Damit schließt Sandler den Kreis und ist seinem Anliegen durchaus gerecht geworden: „Mit diesem Buch möchte ich Potenziale und auch Gefährdungen von charismatischen und evangelikalen Bewegungen sichtbar machen: für die Menschen innerhalb der Bewegungen und für die katholische Kirche, wenn sie sich auf diese Bewegungen einlässt“ (35). Insgesamt also ein Buch, von dem man viel lernen kann. Es ist aber auch ein Buch, an dem man sich reiben kann.
Der Rezensent schätzt die Einblicke in evangelikal-charismatisches Denken und mehr noch Fühlen. Er ist beeindruckt davon, wie offen und intensiv (und natürlich mit theologischer Kompetenz) Sandler seine Kritik an der spirituellen Richtung ausbreitet, der er sich selbst zugehörig weiß. Das ist nicht nur zu würdigen, sondern könnte/sollte sogar Vorbild sein für selbstkritische Reflexion bei Christen und Christinnen aller Ausrichtungen und Spiritualitäten.

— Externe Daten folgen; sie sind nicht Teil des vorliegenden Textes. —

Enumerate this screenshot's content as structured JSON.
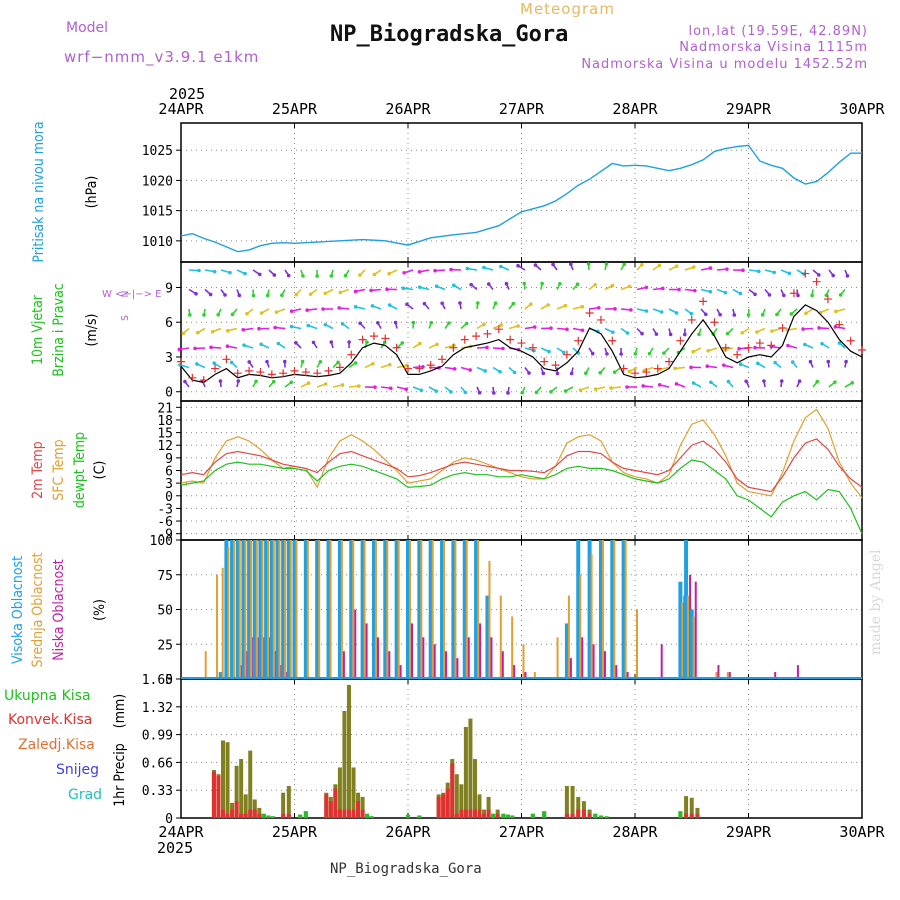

Zugleich bleibt der Rezensent aber skeptisch nicht nur bei etlichen einzelnen Aussagen, sondern insgesamt gegenüber Sandlers „Denkwelt“, die doch deutlich von der Erwartung „außerordentlicher“, „übernatürlicher“ Phänomene und durch evangelikal-charismatische Logiken geprägt ist. Ihm ist etwa Sandlers Vertrauen in entsprechende geistliche Erfahrungen dann doch noch zu groß (obwohl Sandler bereits sehr auf kritische Unterscheidung bedacht ist!). Aber bei dieser Skepsis spielt natürlich auch die andere Erfahrungswelt des Rezensenten eine Rolle – und diese ist ebenso natürlich kein Argument, sich nicht mit Sandlers Denken auseinanderzusetzen.
Das Buch ist umfangreich, aber ohne Längen – Sandler weiß aufgrund seiner Expertise einfach so viel zu sagen, dass rund 350 Seiten mit vielfältigen Informationen und Aspekten prall gefüllt sind. Dass allein das Inhaltsverzeichnis zwölf (!) Seiten umfasst, sollte Leserinnen und Leser nicht abschrecken – die 32 (!) Kapitel stehen für eine gute, lesefreundliche Strukturierung eines Textes, der durchweg intellektuell-theologisch niveauvoll ist, ohne in abstraktes Fachkauderwelsch abzugleiten. Man kann seinen Darstellungen gedanklich gut folgen. Ein Glossar soll auch Nicht-TheologInnen das Lesen des Buches erleichtern.
Eines (aber das ist keineswegs das Einzige!) nimmt der Rezensent mit: Wenn jemand eine Glaubenserfahrung evangelikalen oder charismatischen Typs macht, ist das zuerst einmal einfach so und zu akzeptieren. Aber was er oder sie daraus macht, das ist eine ganz andere Sache, bei der Unterscheidung der Geister nottut. Sandlers Buch ist zu wünschen, dass es dazu beiträgt – und auch zum besseren gegenseitigen Verständnis.